Courtesy of Wildtype

 

Wildtype says conversations with sushi restaurants and other providers who want to use its products are well underway, though the company has not announced any partnerships. Although there is no path to regulatory approval for cultured seafood yet, Wildtype has been having conversations with the Food and Drug Administration since late 2019.

The company said in its Medium post that it is excited about the possibilities the pilot plant brings.

“Building demonstration-scale facilities like this proves that we can grow the highest quality seafood anywhere in the world: urban or rural, temperate or tropical,” the company wrote. “We have already shown that we can build a pilot facility right in the heart of San Francisco that can satisfy most, if not all, of the salmon sushi sold in the city. If we can do it with one facility on a microbrewery footprint, we believe we can reproduce this model all over the country, and indeed around the world.”

Future Meat’s high-capacity plant comes online

Wildtype’s plant news comes a day after a similar announcement from Future Meat Technologies. Although it is based in Israel, Future Meat has been one of the leading companies in the race to bring cultured meat to the United States. Its industrial-scale pilot plant in Rehovot, Israel, can produce 500 kilograms of cultured meat a day, which is the equivalent of 5,000 hamburgers.

From this plant, Future Meat will start working on products to commercialize worldwide, CEO Rom Kshuk told Food Dive in an email. The company wants to eventually build a large plant in the U.S., but it has not announced official plans.

Future Meat aims to have products on the U.S. market in 2022, the company said. Having a running plant is needed for regulatory approval of production processes, as well as to produce a sizable amount of product.
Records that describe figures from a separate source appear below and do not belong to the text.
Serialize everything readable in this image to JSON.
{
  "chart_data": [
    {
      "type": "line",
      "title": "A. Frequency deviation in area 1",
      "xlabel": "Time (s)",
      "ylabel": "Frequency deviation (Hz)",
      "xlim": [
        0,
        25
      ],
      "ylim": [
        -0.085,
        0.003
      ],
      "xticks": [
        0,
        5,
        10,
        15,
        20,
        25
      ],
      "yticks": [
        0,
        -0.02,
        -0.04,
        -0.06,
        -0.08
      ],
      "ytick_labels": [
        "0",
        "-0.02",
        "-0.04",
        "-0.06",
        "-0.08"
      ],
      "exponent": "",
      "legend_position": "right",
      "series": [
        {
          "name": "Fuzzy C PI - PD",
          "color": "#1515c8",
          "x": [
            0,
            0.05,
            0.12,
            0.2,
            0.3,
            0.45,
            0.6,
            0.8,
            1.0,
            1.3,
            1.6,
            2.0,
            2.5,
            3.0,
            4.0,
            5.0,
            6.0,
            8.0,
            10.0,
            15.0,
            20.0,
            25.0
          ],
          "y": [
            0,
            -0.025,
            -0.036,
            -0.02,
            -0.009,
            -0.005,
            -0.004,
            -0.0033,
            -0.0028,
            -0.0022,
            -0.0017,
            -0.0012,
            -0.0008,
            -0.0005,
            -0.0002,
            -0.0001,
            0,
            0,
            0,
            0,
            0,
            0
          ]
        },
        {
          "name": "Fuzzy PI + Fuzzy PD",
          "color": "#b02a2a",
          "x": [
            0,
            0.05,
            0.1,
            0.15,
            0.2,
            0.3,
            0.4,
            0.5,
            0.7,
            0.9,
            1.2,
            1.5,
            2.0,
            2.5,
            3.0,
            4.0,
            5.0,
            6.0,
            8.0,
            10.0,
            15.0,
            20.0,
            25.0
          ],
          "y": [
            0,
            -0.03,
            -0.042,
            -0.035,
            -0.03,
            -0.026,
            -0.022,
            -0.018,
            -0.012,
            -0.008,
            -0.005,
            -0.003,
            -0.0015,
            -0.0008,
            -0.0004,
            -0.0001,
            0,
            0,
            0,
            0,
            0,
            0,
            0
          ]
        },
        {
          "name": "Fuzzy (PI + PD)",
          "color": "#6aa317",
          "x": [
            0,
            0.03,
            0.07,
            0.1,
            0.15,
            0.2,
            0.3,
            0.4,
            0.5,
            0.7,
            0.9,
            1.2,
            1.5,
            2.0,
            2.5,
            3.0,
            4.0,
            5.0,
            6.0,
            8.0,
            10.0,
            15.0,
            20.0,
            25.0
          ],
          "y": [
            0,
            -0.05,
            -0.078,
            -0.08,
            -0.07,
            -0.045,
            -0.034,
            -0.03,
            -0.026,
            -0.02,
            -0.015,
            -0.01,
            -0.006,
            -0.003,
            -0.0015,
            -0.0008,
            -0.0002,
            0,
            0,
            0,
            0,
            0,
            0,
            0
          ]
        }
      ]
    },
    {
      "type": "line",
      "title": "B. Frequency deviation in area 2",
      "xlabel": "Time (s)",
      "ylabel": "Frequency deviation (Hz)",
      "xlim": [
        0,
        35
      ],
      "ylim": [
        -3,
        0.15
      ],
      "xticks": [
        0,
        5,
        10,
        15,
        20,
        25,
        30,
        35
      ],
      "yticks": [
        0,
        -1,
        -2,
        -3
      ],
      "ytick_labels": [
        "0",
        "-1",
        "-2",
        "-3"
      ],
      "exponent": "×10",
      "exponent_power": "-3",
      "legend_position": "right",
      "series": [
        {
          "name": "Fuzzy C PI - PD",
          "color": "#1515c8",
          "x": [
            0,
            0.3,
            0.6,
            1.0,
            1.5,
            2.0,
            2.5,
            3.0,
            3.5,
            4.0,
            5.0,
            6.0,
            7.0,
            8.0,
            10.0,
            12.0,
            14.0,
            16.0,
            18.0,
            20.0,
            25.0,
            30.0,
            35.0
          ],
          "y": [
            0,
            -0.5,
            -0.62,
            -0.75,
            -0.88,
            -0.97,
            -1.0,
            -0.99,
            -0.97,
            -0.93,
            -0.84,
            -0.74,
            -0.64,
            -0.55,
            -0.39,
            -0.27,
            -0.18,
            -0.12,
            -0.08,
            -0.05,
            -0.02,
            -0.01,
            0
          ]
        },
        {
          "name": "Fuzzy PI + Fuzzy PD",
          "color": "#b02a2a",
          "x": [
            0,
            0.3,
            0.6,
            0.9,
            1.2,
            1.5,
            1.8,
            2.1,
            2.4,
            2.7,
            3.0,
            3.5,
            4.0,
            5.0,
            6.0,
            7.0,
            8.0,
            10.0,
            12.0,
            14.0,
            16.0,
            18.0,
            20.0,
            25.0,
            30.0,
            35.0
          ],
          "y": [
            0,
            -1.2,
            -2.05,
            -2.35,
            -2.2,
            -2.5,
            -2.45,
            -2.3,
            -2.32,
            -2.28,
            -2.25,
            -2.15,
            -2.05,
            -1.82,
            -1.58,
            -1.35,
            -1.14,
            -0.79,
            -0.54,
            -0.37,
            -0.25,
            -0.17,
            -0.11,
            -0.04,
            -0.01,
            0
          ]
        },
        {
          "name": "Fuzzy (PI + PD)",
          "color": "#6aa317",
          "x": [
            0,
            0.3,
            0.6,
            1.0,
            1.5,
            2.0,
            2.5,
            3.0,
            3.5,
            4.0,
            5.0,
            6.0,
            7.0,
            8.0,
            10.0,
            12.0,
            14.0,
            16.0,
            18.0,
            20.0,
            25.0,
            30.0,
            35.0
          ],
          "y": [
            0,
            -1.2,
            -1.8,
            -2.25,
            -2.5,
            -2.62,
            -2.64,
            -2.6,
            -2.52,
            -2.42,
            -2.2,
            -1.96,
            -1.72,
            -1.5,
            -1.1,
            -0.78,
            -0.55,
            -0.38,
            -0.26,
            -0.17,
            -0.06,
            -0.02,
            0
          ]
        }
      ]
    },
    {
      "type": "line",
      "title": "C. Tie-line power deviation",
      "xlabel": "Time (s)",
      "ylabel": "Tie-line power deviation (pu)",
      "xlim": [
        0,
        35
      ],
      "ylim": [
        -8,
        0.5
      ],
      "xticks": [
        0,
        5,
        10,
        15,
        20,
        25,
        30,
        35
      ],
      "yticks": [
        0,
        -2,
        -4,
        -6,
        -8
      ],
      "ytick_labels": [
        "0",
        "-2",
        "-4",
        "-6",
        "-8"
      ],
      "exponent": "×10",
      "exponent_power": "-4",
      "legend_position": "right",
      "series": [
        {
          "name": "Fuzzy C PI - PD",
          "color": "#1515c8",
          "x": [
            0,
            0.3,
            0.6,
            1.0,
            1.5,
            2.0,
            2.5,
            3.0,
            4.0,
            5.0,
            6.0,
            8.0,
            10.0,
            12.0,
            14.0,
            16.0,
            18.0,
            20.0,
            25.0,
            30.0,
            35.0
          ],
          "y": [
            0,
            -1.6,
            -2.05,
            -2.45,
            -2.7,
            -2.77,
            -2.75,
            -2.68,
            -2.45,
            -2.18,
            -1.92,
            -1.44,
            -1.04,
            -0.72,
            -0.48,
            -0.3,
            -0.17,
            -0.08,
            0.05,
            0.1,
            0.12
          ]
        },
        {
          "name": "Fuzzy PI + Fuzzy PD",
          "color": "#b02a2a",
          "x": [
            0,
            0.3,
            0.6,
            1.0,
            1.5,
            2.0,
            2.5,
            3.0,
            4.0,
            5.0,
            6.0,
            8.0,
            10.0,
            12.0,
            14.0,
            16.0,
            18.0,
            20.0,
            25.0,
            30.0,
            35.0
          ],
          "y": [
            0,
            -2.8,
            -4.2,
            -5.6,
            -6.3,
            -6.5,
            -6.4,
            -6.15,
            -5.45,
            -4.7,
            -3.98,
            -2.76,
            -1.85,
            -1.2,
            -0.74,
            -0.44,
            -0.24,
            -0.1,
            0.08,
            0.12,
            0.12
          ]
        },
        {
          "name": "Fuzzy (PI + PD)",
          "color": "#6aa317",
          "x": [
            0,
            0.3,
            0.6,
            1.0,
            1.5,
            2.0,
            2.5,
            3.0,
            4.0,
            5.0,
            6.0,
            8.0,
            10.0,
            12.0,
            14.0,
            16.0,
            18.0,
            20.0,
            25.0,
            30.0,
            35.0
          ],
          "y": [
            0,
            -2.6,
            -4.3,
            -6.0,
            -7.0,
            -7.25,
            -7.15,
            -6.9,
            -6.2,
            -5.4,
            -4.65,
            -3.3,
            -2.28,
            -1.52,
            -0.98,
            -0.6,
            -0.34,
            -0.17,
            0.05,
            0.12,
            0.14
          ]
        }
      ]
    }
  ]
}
Founder and Chief Science Officer Yaakov Nahmias previously told Food Dive that Future Meat had been working closely with the FDA, helping the agency understand the space and sharing information about its technology that could pave the way for faster regulatory approval.

A cell-based chicken patty from Future Meat Technologies.

Courtesy of Future Meat Technologies

 

The company has been working on improving its technology, with some big breakthroughs in 2021. In February, Future Meat announced it got the cost for a cell-based chicken breast down to about $7.50 — a steep drop from the $325,000 cost of the first cell-based hamburger made by Mosa Meat in 2013. Future Meat has been able to get the price down both through its highly efficient bioreactors and cells, as well as creating a plant-based growth medium for the cells. The company can reinvigorate and reuse its growth medium, further driving down cost.

Future Meat also raised $26.75 million this year, announced at the same time as the lower production cost. This funding helped pave the way for the completion of its plant, Kshuk said in an email.

“After demonstrating that cultured meat can reach cost parity faster than the market anticipated, this production facility is the real game-changer,” Nahmias said in a written statement. “This facility demonstrates our proprietary media rejuvenation technology in scale, allowing us to reach production densities 10-times higher than the industrial standard. Our goal is to make cultured meat affordable for everyone, while ensuring we produce delicious food that is both healthy and sustainable, helping to secure the future of coming generations.”